Slovenia unrolls the razor wire
November 11, 2015Heavy trucks carrying wire fencing arrived in the Slovenian border village of Veliki Obrez early Wednesday, a day after Slovenia's prime minister said his country would begin erecting barriers to control the flow of refugees.
Nearly 10,000 refugees arrived Tuesday and Wednesday morning, according to Slovenian police statistics. Slovenia has received almost 180,000 refugees since Hungary sealed its southern border with Serbia, re-diverting thousands of refugees taking the Balkan route from Turkey to the European Union.
Slovenia's prime minister said the fencing is designed to force migrants to use official crossings rather than cross unrestricted along its 670-kilometer (416-mile) border with Croatia.
"These obstacles, including fences if needed, will have the objective of directing migrants towards the border crossings. We are not closing our borders," Prime Minister Miro Cerar said Tuesday.
Slovenia finds itself along the Balkan route
The Slovenian government is worried that neighboring Austria - the next country along on the migrant's route to - was planning to restrict the daily number of new arrivals to 6,000, creating a potential backlog in Slovenia.
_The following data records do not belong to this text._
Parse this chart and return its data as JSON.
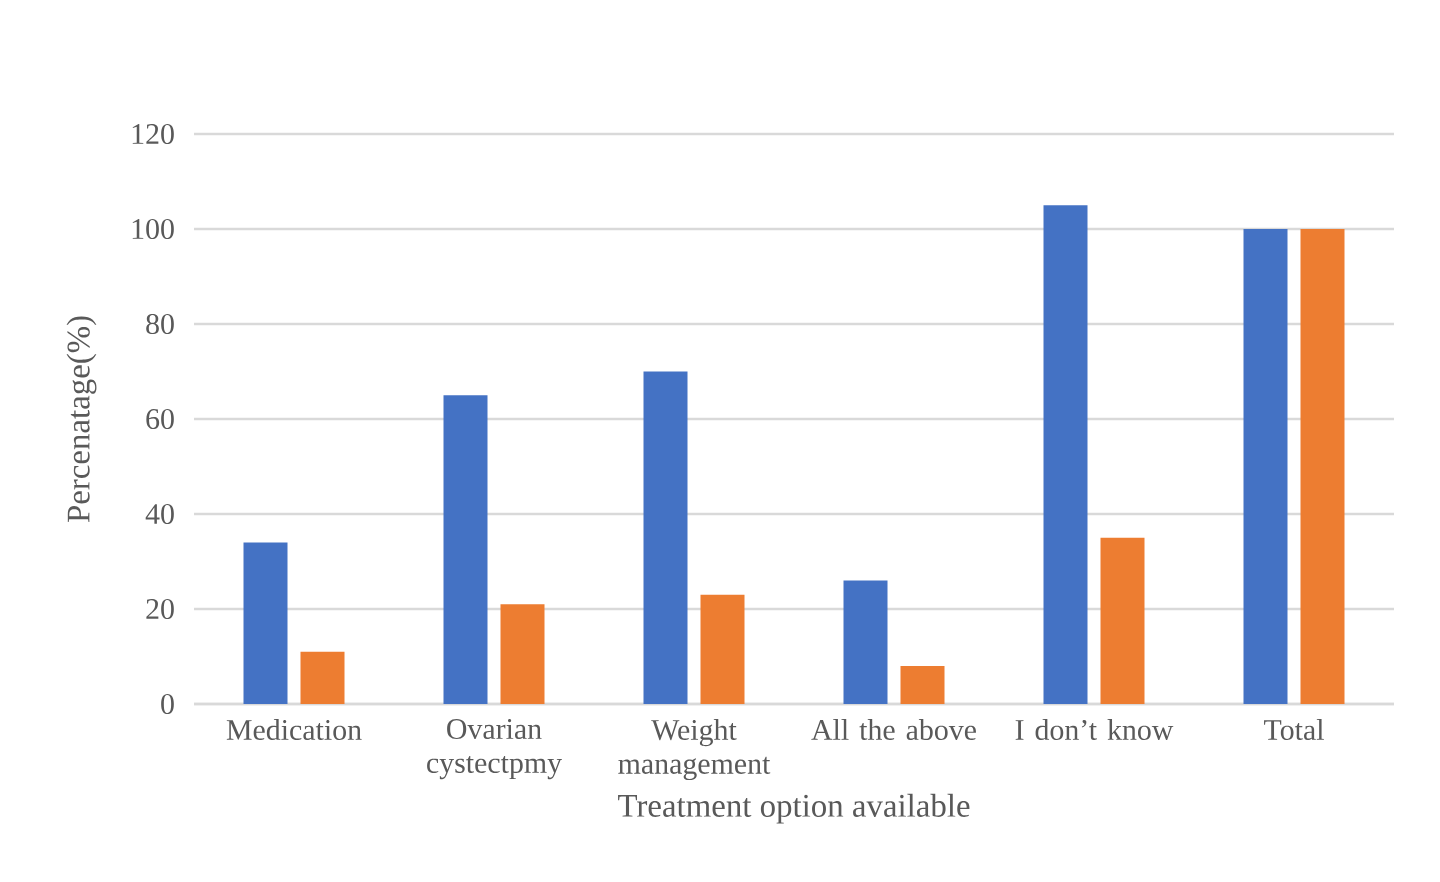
{
  "chart_data": {
    "type": "bar",
    "xlabel": "Treatment option available",
    "ylabel": "Percenatage(%)",
    "categories": [
      "Medication",
      "Ovarian cystectpmy",
      "Weight management",
      "All the above",
      "I don’t know",
      "Total"
    ],
    "series": [
      {
        "color": "#4472c4",
        "values": [
          34,
          65,
          70,
          26,
          105,
          100
        ]
      },
      {
        "color": "#ed7d31",
        "values": [
          11,
          21,
          23,
          8,
          35,
          100
        ]
      }
    ],
    "ylim": [
      0,
      120
    ],
    "yticks": [
      0,
      20,
      40,
      60,
      80,
      100,
      120
    ],
    "grid": "y"
  }
}
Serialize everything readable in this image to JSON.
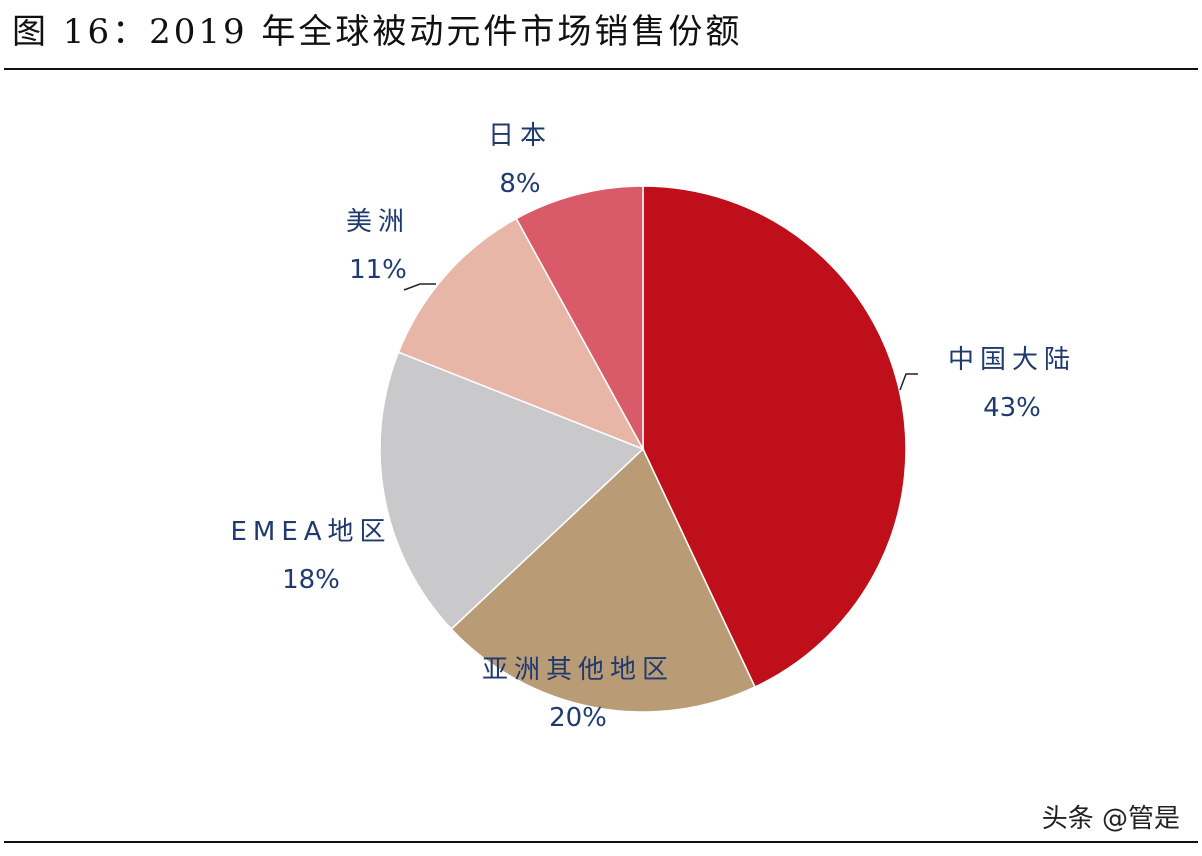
{
  "chart_data": {
    "type": "pie",
    "title": "图 16：2019 年全球被动元件市场销售份额",
    "categories": [
      "中国大陆",
      "亚洲其他地区",
      "EMEA地区",
      "美洲",
      "日本"
    ],
    "values": [
      43,
      20,
      18,
      11,
      8
    ],
    "value_labels": [
      "43%",
      "20%",
      "18%",
      "11%",
      "8%"
    ],
    "colors": [
      "#bf0f1b",
      "#b99b75",
      "#c9c9cb",
      "#e8b6a6",
      "#d95a69"
    ]
  },
  "watermark": "头条 @管是"
}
Austria says it expects a record 95,000 asylum claims this year. But the government has so far not announced that it will limit the number of migrant entries.
About 175 policemen from Germany and other EU member states have come to Slovenia to bolster the local force, with another 100 expected in the next two weeks.
The EU-border protection agency Frontex registered 540,000 arrivals on Greek islands in the first ten months of 2015. The perilous sea journey has been claiming lives on a regular basis.
Virtually all of the migrants landing in Greece plan to travel overland through the Balkans to reach wealthy western European countries such as Germany and Sweden.
Slovenia's action along its border comes as European politicians are meeting African leaders in Malta to discuss the Europe's refugee crisis.
The EU's apparent strategy is to offer cash to developing countries in order to secure cooperation to reduce the outflow of tens of thousands fleeing war, strife, crime and poverty.